Fernando bajó la cabeza desalentado; exhaló un suspiro que más bien parecía un gemido, y levantando de repente la cabeza y rechinando los dientes de cólera exclamó:

—Pero, ¿y si hubiese muerto?

—Si hubiese muerto… ¡Entonces yo también me moriría!

—¿Y si lo olvidase?

—¡Mercedes! —gritó una voz jovial y sonora desde fuera—. ¡Mercedes!

—¡Ah! —exclamó la joven sonrojándose de alegría y de amor—; bien ves que no me ha olvidado, pues ya ha llegado.

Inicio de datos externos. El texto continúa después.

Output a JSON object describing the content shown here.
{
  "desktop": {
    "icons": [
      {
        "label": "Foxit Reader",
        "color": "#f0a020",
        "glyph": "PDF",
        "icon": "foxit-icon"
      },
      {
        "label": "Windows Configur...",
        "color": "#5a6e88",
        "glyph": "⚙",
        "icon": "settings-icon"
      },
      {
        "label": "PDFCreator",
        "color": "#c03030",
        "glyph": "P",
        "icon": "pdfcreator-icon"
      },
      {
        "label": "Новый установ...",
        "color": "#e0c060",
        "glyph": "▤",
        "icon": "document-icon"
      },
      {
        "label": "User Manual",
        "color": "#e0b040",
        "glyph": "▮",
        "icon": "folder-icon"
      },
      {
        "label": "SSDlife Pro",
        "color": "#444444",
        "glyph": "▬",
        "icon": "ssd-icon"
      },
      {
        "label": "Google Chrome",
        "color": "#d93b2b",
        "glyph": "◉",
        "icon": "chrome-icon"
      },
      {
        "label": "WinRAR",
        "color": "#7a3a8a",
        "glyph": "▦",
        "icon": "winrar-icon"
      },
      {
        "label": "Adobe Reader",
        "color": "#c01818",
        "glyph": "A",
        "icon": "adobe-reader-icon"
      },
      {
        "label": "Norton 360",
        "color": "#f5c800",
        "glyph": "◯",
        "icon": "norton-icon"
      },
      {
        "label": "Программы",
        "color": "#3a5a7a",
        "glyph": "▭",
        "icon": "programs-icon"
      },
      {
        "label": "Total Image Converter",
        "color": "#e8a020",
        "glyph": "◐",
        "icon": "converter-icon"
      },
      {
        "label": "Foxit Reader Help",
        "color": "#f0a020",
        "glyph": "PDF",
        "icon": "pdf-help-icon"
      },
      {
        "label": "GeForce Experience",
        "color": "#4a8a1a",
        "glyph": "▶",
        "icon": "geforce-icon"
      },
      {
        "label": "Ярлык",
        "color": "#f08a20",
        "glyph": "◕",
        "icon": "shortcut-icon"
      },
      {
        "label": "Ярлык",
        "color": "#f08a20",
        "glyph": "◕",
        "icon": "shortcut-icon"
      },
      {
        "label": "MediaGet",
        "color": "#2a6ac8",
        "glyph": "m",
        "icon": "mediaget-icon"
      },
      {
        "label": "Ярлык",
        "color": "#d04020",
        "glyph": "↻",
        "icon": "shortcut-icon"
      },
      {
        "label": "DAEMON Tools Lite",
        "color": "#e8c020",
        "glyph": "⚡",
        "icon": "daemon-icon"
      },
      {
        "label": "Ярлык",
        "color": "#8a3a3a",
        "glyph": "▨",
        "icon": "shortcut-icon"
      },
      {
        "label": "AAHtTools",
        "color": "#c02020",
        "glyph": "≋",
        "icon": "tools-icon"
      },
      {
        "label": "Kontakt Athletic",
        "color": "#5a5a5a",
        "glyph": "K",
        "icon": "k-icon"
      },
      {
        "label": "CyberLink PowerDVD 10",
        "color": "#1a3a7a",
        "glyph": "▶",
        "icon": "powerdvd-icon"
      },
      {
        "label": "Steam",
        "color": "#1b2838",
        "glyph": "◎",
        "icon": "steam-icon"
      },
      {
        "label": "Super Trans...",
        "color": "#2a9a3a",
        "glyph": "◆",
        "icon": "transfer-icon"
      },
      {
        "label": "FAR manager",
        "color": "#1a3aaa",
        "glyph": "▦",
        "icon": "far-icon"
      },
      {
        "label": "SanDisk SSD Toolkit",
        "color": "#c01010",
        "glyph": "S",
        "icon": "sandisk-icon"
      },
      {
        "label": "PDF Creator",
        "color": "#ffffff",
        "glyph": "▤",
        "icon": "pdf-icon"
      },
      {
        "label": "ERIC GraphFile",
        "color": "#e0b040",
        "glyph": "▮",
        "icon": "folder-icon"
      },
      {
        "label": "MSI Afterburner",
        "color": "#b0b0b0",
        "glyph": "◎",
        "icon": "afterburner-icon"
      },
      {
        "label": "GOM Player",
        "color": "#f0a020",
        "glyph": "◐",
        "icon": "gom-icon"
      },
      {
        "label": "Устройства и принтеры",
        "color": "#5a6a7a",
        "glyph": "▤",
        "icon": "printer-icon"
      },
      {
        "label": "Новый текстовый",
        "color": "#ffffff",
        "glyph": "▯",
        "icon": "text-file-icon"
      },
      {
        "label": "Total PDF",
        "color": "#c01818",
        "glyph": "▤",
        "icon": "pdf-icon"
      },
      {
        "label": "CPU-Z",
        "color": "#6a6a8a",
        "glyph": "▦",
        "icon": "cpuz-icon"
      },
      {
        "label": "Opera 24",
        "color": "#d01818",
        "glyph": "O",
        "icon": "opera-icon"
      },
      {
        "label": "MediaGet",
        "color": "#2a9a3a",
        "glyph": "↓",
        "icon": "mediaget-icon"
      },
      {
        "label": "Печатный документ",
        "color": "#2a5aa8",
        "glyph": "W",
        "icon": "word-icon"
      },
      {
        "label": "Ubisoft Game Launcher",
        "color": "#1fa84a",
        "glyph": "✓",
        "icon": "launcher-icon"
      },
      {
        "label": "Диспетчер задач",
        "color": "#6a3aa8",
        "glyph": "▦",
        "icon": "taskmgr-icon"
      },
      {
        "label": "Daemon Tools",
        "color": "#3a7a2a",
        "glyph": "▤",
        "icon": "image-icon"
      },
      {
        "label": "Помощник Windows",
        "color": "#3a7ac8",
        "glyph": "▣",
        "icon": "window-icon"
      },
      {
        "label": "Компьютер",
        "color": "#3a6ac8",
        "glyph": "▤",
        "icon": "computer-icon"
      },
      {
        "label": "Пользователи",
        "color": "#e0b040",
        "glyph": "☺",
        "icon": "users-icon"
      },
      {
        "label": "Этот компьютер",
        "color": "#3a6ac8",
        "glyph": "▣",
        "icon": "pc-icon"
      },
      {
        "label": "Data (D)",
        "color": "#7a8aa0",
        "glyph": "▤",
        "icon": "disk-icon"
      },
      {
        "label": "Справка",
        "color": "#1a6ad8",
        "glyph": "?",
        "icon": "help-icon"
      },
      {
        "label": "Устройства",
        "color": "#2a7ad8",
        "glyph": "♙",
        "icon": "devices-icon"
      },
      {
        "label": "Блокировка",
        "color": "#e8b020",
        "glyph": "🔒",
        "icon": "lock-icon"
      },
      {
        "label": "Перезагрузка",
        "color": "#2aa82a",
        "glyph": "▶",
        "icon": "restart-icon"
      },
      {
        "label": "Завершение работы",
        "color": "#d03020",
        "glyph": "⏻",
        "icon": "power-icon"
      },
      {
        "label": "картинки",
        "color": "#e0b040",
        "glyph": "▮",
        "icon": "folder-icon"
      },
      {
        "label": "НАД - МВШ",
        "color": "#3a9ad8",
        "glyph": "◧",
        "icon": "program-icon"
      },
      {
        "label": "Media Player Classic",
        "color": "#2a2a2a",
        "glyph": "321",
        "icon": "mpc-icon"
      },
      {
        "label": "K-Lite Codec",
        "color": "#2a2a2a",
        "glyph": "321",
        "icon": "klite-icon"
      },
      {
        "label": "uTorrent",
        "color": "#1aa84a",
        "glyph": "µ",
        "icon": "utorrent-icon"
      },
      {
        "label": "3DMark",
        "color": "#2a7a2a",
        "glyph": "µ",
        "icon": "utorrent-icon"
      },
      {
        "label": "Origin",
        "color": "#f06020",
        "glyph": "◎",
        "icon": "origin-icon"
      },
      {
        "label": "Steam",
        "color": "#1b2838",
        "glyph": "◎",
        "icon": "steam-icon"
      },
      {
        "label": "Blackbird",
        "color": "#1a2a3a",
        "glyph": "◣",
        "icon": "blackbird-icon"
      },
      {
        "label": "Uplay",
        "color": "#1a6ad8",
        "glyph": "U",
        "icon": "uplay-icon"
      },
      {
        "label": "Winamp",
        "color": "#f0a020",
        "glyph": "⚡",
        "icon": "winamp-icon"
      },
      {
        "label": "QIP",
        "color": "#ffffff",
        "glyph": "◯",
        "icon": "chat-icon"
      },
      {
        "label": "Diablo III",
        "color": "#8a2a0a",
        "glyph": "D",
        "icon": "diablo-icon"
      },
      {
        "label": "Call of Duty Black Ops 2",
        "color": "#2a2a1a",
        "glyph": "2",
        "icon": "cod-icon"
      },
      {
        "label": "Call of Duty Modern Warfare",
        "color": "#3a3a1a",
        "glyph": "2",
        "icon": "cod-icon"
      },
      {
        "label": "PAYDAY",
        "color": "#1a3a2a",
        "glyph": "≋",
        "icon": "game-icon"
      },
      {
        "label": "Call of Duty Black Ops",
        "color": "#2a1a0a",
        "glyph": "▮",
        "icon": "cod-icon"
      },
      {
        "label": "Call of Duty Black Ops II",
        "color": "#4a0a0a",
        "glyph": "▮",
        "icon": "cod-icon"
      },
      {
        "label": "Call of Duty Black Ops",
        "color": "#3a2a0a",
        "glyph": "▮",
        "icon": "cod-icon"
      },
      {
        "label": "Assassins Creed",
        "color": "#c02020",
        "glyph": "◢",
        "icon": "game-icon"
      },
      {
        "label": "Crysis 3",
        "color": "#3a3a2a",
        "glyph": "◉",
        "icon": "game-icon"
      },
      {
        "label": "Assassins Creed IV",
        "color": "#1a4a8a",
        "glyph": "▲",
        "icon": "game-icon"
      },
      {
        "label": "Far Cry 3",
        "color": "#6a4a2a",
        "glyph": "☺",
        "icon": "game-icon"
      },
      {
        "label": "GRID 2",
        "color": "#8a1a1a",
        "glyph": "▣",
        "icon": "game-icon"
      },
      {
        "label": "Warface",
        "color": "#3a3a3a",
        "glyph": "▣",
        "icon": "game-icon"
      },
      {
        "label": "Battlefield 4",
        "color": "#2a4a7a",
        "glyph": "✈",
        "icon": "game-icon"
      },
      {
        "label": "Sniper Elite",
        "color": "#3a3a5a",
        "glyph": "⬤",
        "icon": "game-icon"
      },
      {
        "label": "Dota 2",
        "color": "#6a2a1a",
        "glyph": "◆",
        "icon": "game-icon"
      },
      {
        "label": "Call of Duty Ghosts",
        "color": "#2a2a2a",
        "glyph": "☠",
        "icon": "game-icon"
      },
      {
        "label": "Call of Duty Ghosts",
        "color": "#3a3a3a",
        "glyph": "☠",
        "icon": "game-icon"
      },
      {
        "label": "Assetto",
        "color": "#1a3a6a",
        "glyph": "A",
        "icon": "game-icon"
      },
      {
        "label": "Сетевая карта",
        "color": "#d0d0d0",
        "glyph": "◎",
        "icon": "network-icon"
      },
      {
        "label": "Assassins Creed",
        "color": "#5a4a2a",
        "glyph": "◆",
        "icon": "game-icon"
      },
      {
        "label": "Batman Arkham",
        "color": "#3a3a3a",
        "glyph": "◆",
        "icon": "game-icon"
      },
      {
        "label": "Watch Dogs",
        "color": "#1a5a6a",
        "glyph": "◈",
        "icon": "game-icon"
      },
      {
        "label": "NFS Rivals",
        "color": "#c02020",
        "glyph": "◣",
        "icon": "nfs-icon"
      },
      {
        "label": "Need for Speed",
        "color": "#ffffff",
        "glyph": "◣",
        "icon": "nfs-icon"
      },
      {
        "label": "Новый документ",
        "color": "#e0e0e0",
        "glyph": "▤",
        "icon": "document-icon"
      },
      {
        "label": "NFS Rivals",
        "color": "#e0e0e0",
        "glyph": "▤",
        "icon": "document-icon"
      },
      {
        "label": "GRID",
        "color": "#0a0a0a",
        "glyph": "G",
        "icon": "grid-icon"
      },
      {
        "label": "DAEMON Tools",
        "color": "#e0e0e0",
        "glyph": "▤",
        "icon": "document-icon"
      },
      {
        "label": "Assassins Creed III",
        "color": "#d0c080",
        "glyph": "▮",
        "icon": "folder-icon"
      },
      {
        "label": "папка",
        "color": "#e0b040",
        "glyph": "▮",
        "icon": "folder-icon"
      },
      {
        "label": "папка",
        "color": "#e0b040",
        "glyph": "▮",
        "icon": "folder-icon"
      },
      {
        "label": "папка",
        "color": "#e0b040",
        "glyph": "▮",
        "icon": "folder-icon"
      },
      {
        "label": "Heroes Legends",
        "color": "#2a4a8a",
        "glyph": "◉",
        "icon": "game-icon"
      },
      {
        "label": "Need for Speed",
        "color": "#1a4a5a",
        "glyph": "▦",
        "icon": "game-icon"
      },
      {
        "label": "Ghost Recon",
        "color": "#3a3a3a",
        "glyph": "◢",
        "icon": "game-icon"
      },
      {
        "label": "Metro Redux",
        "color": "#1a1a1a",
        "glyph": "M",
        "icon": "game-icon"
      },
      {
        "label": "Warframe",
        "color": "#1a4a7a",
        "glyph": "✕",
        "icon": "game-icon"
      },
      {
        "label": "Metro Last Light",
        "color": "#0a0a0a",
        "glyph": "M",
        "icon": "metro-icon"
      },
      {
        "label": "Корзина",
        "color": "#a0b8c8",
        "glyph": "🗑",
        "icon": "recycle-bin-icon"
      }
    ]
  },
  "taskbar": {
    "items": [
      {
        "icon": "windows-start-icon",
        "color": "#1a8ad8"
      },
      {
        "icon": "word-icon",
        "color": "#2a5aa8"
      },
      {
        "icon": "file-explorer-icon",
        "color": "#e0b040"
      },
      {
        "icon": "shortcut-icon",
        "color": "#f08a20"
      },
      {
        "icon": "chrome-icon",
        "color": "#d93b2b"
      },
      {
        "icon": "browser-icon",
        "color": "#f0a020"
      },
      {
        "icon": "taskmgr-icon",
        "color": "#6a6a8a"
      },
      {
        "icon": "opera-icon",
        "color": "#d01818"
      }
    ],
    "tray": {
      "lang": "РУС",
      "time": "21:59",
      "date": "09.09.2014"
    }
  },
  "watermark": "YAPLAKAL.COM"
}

Y lanzándose a la puerta la abrió exclamando:

—¡Aquí, Edmundo, aquí estoy!

Fernando, lívido y furioso, retrocedió como un caminante al ver una serpiente, cayendo anonadado sobre una silla, mientras que Edmundo y Mercedes se abrazaban. El ardiente sol de Marsella penetrando a través de la puerta, los inundaba de sus dorados reflejos. Nada veían en torno suyo: una inmensa felicidad los separaba del mundo y solamente pronunciaban palabras entrecortadas que revelaban la alegría de su corazón.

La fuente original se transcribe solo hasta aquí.